第336回
1996年チャンピオン争いを演じた徳留真紀は、98年まで125cc、99年に250ccで参戦してGPフル参戦を終えた。トメちゃんは、いまも現役。全日本ロードJ−GP3で3回目のタイトル獲得を目指す。
1996年チャンピオン争いを演じた徳留真紀は、98年まで125cc、99年に250ccで参戦してGPフル参戦を終えた。トメちゃんは、いまも現役。全日本ロードJ−GP3で3回目のタイトル獲得を目指す。
 最終戦オーストラリアGPの直後に、このコラムでチャンピオンTシャツのことについて書いた。青木冶親と徳留真紀のチャンピオン争い。“幻に終わったTシャツの行方は”という内容のだった。

 先日、そのチャンピオン争いに負けた徳留に会った。早くも来季に向けてテストが始まっている。125ccから250ccに乗り換えた印象や、日本に帰って来るまでの約1カ月のことで話は盛り上がった。

 そのときに、「ところで、チームはチャンピオンTシャツを作ったの?」と聞いた。すると、「そうなんですよ。僕もそれが知りたかった。でも、もう時間もたってしまったし、もういいかって気分。おそらく、だれかがきっと持っていたんでしょうね」と笑った。

 そんな会話を交わしたのは、ホンダウエルカムプラザ青山。チャンピオン争いを演じた青木治親を筆頭とするホンダアクセスの契約選手のパーティー会場だった。「パーティーが終わったら食事でもしようよ」という僕の誘いに、ホンダアクセスの契約ライダーではない彼がパーティー会場に駆けつけて来た。ライバル選手の飛び入り参加になってしまったが、司会者のいきな計らいで、檀上に立ってあいさつする盛り上がりとなった。

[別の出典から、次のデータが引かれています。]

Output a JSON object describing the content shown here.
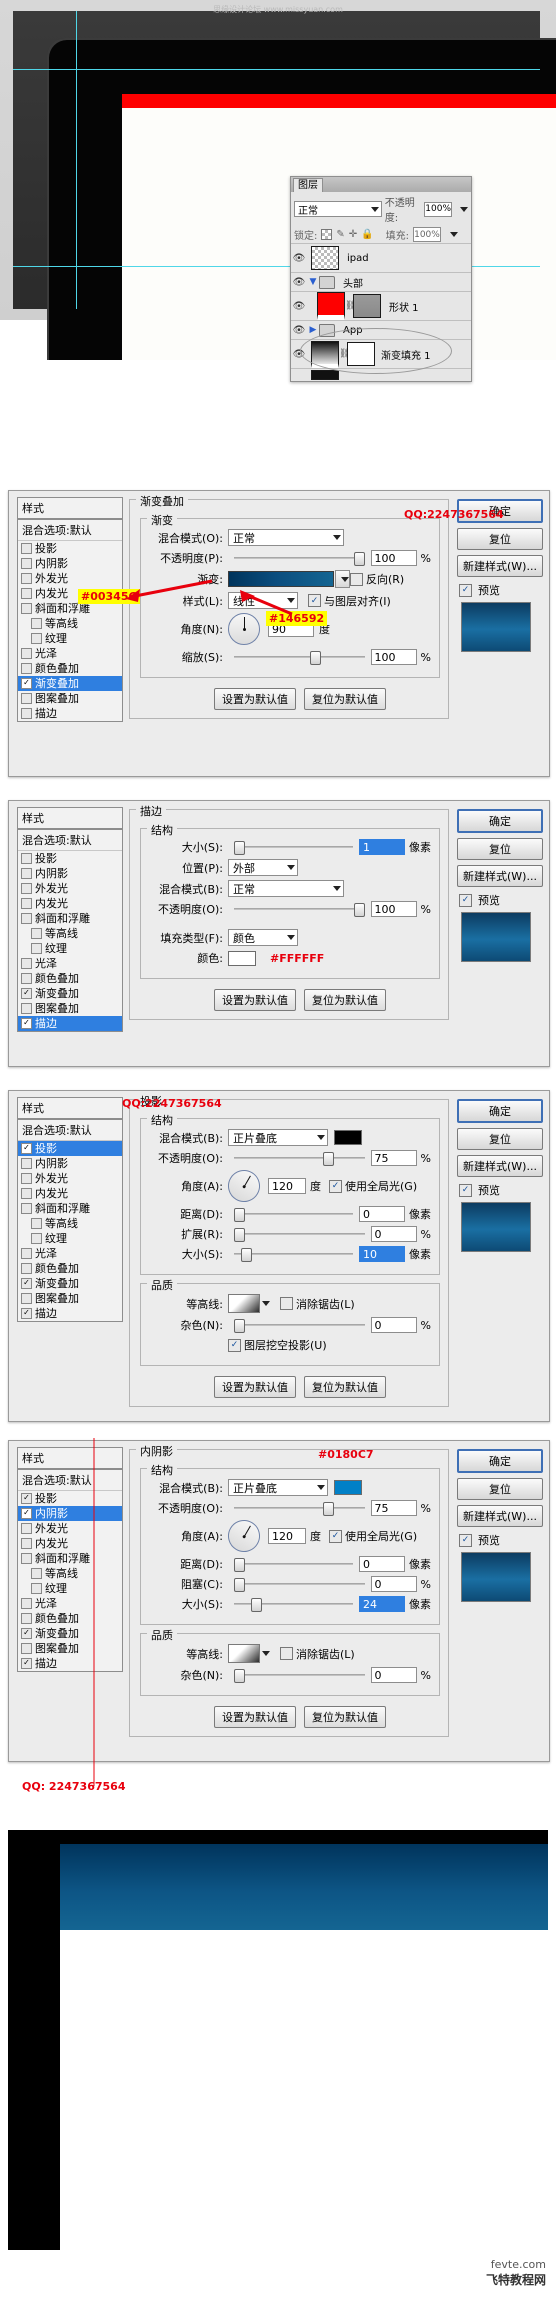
{
  "watermark_top": "思缘设计论坛 www.missyuan.com",
  "footer": {
    "site": "fevte.com",
    "cn": "飞特教程网"
  },
  "layers_panel": {
    "tab": "图层",
    "blend_mode": "正常",
    "opacity_label": "不透明度:",
    "opacity_value": "100%",
    "lock_label": "锁定:",
    "fill_label": "填充:",
    "fill_value": "100%",
    "rows": [
      {
        "name": "ipad",
        "kind": "layer-thumb"
      },
      {
        "name": "头部",
        "kind": "group-open"
      },
      {
        "name": "形状 1",
        "kind": "shape",
        "color": "#fe0000"
      },
      {
        "name": "App",
        "kind": "group-closed"
      },
      {
        "name": "渐变填充 1",
        "kind": "adjust"
      }
    ]
  },
  "style_list": {
    "header": "样式",
    "blending_options": "混合选项:默认",
    "items": [
      {
        "label": "投影",
        "indent": 0
      },
      {
        "label": "内阴影",
        "indent": 0
      },
      {
        "label": "外发光",
        "indent": 0
      },
      {
        "label": "内发光",
        "indent": 0
      },
      {
        "label": "斜面和浮雕",
        "indent": 0
      },
      {
        "label": "等高线",
        "indent": 1
      },
      {
        "label": "纹理",
        "indent": 1
      },
      {
        "label": "光泽",
        "indent": 0
      },
      {
        "label": "颜色叠加",
        "indent": 0
      },
      {
        "label": "渐变叠加",
        "indent": 0
      },
      {
        "label": "图案叠加",
        "indent": 0
      },
      {
        "label": "描边",
        "indent": 0
      }
    ]
  },
  "buttons": {
    "ok": "确定",
    "cancel": "复位",
    "new_style": "新建样式(W)...",
    "preview": "预览",
    "set_default": "设置为默认值",
    "reset_default": "复位为默认值"
  },
  "dialog_gradient": {
    "title": "渐变叠加",
    "group": "渐变",
    "blend_mode_label": "混合模式(O):",
    "blend_mode_value": "正常",
    "opacity_label": "不透明度(P):",
    "opacity_value": "100",
    "opacity_unit": "%",
    "gradient_label": "渐变:",
    "reverse_label": "反向(R)",
    "style_label": "样式(L):",
    "style_value": "线性",
    "align_label": "与图层对齐(I)",
    "angle_label": "角度(N):",
    "angle_value": "90",
    "angle_unit": "度",
    "scale_label": "缩放(S):",
    "scale_value": "100",
    "scale_unit": "%",
    "selected_style": "渐变叠加",
    "checked_styles": [
      "渐变叠加"
    ],
    "annotation_left": "#00345C",
    "annotation_right": "#146592",
    "qq": "QQ:2247367564",
    "gradient_from": "#00345C",
    "gradient_to": "#146592"
  },
  "dialog_stroke": {
    "title": "描边",
    "group": "结构",
    "size_label": "大小(S):",
    "size_value": "1",
    "size_unit": "像素",
    "position_label": "位置(P):",
    "position_value": "外部",
    "blend_mode_label": "混合模式(B):",
    "blend_mode_value": "正常",
    "opacity_label": "不透明度(O):",
    "opacity_value": "100",
    "opacity_unit": "%",
    "fill_type_label": "填充类型(F):",
    "fill_type_value": "颜色",
    "color_label": "颜色:",
    "color_value": "#FFFFFF",
    "selected_style": "描边",
    "checked_styles": [
      "渐变叠加",
      "描边"
    ]
  },
  "dialog_shadow": {
    "title": "投影",
    "group": "结构",
    "blend_mode_label": "混合模式(B):",
    "blend_mode_value": "正片叠底",
    "blend_color": "#000000",
    "opacity_label": "不透明度(O):",
    "opacity_value": "75",
    "opacity_unit": "%",
    "angle_label": "角度(A):",
    "angle_value": "120",
    "angle_unit": "度",
    "global_light_label": "使用全局光(G)",
    "distance_label": "距离(D):",
    "distance_value": "0",
    "distance_unit": "像素",
    "spread_label": "扩展(R):",
    "spread_value": "0",
    "spread_unit": "%",
    "size_label": "大小(S):",
    "size_value": "10",
    "size_unit": "像素",
    "quality_group": "品质",
    "contour_label": "等高线:",
    "antialias_label": "消除锯齿(L)",
    "noise_label": "杂色(N):",
    "noise_value": "0",
    "noise_unit": "%",
    "knockout_label": "图层挖空投影(U)",
    "selected_style": "投影",
    "checked_styles": [
      "投影",
      "渐变叠加",
      "描边"
    ],
    "qq": "QQ:2247367564"
  },
  "dialog_inner_shadow": {
    "title": "内阴影",
    "group": "结构",
    "blend_mode_label": "混合模式(B):",
    "blend_mode_value": "正片叠底",
    "blend_color": "#0180C7",
    "color_annotation": "#0180C7",
    "opacity_label": "不透明度(O):",
    "opacity_value": "75",
    "opacity_unit": "%",
    "angle_label": "角度(A):",
    "angle_value": "120",
    "angle_unit": "度",
    "global_light_label": "使用全局光(G)",
    "distance_label": "距离(D):",
    "distance_value": "0",
    "distance_unit": "像素",
    "choke_label": "阻塞(C):",
    "choke_value": "0",
    "choke_unit": "%",
    "size_label": "大小(S):",
    "size_value": "24",
    "size_unit": "像素",
    "quality_group": "品质",
    "contour_label": "等高线:",
    "antialias_label": "消除锯齿(L)",
    "noise_label": "杂色(N):",
    "noise_value": "0",
    "noise_unit": "%",
    "selected_style": "内阴影",
    "checked_styles": [
      "投影",
      "内阴影",
      "渐变叠加",
      "描边"
    ],
    "qq": "QQ: 2247367564"
  }
}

 パーティーが終わり、「やっぱり、誘わなければよかったかな。会場に来ていやじゃなかった?」と僕は聞いた。すると徳留は「そんなことないですよ。だって、みんな知ってますから」と言った。

 「みんな知っている」というのは、2連覇を達成した治親を最後まで苦しめたこと。ランキング2位だが、自分が最多の4勝を挙げていること。冶親を祝う席であっても悔しさはみじんもない。いちいち説明しなくても、自分の戦いぶりを知っている人たちの中にいるのは心地良かったというのだ。

 その半面、「レースのことも自分のこともよく知らない人に、今年のことを話す時は、チャンピオンになれなかった悔しさを味わう」とも言う。「それもこれも、イモラで塀の扉の鎖を切ってしまったからかなって思うときもあるんですよ」。「ええっ、本当かよ」と僕が驚くと、「冗談ですよ」と笑った。

 今季、4勝目を挙げたイモラで、僕と徳留は締め切られてしまったパドックの大きな扉のごっつい鎖を切っている。それは食事に出掛け、パドックのモーターホームに帰ってくる身重の岡田忠之夫人のためだった。「パーティー会場で岡田さんが、多分、男の子だって言ってました。もうすぐ生まれるんですね」。

 あの事件からちょうど3カ月。そんな思い出を振り返りなから、11月30日、徳留はテストのために再び、スペインへと飛び立って行ったのだった。